Old signs can bring in decent money. Some people jump at a chance for an old business sign. Others are looking to buy individual letters to hang in their homes — Schnabel often sells the metal letters for $5 a piece.
A screenshot of Frank Schnabel’s now-deleted Facebook listing of two, large GameStop signs for sale for $1,500 each. Screenshot / Facebook
The online offers came at Schnabel fast, first from potential South Dakota buyers, then from states far and wide as news of his sale was posted to the Wall Street Bets page on the online forum site Reddit, whose users were largely responsible for the GameStop price surge.
“They said grab this thing and put it in front of the New York Stock Exchange to show that the little guy can outsmart the big guy every once in a while,” he said.

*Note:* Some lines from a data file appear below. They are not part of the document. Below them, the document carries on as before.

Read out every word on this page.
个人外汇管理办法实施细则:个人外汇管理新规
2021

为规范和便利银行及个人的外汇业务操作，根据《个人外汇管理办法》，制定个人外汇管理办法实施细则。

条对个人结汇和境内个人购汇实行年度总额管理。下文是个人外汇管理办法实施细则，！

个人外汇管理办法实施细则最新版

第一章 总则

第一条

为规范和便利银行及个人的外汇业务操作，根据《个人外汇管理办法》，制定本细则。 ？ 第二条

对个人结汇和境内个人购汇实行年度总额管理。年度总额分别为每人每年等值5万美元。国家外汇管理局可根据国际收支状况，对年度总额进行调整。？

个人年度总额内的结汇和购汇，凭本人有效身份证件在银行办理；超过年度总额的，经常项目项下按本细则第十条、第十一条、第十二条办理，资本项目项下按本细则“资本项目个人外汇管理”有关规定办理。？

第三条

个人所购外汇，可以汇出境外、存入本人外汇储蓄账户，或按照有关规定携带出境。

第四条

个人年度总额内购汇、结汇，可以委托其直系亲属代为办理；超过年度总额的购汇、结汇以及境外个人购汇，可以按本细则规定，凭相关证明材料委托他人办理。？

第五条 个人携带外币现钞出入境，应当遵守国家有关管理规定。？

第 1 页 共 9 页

On Saturday night, Jan. 30, a buyer from Colorado offered Schnabel $20,000 for the signs. But by then, it was too late. There was a problem.
Schnabel had gotten a call from the company from which he’d gotten the signs in the first place. A third-party company was advising that under no circumstances could Schnabel sell the GameStop signs.

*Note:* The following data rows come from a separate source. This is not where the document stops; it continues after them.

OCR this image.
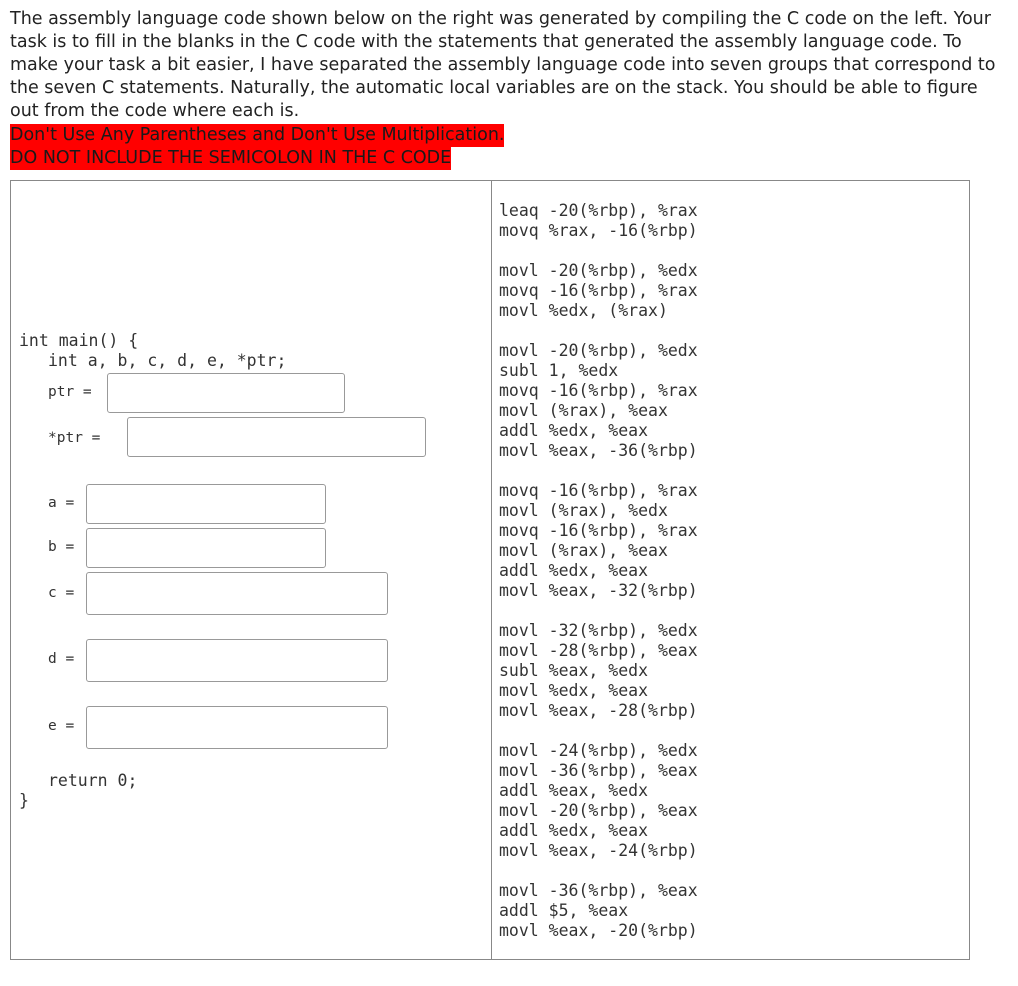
The assembly language code shown below on the right was generated by compiling the C code on the left. Your task is to fill in the blanks in the C code with the statements that generated the assembly language code. To make your task a bit easier, I have separated the assembly language code into seven groups that correspond to the seven C statements. Naturally, the automatic local variables are on the stack. You should be able to figure out from the code where each is.

Don't Use Any Parentheses and Don't Use Multiplication.
DO NOT INCLUDE THE SEMICOLON IN THE C CODE
int main() {
int a, b, c, d, e, *ptr;
ptr =
*ptr =
a =
b =
c =
d =
e =
return 0;
}
leaq -20(%rbp), %rax
movq %rax, -16(%rbp)
movl -20(%rbp), %edx
movq -16(%rbp), %rax
movl %edx, (%rax)
movl -20(%rbp), %edx
subl 1, %edx
movq -16(%rbp), %rax
movl (%rax), %eax
addl %edx, %eax
movl %eax, -36(%rbp)
movq -16(%rbp), %rax
movl (%rax), %edx
movq -16(%rbp), %rax
movl (%rax), %eax
addl %edx, %eax
movl %eax, -32(%rbp)
movl -32(%rbp), %edx
movl -28(%rbp), %eax
subl %eax, %edx
movl %edx, %eax
movl %eax, -28(%rbp)
movl -24(%rbp), %edx
movl -36(%rbp), %eax
addl %eax, %edx
movl -20(%rbp), %eax
addl %edx, %eax
movl %eax, -24(%rbp)
movl -36(%rbp), %eax
addl $5, %eax
movl %eax, -20(%rbp)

The signs needed to be destroyed.
“When I heard that, my heart sank,” Schnabel said. “I said, ‘Man, that’s a hell of a sale, and the deal can’t go down because the signs have to be destroyed.'”
A TV news crew had arrived Saturday to record the signs’ sale. Instead, they caught video of Schnabel taking an axe to the signs. No chance now of small-time GameStop stock buyers using his signs to mock big hedge funds.
A busted-up GameStop sign sits in Frank Schnabel’s scrapyard in Aten, Neb., on Monday, Feb. 1. Schnabel salvaged the signs from a former GameStop store and received lucrative offers for the signage from across the country following the company’s mercurial stock spike. Christopher Vondracek / FNS
Schnabel felt some kinship.
“I’m a little guy in a sense, getting squashed by the big guy,” he said.
But all was not lost. The company he works with cut him a check for destroying the signs. And they’re still worth some money.
“I can still scrap the aluminum out of them, and that’s what I do,” he said. “But they don’t look nothing like the signs I had posted for sale. It’s a sad, sad thing I couldn’t take ‘em and sell ‘em.”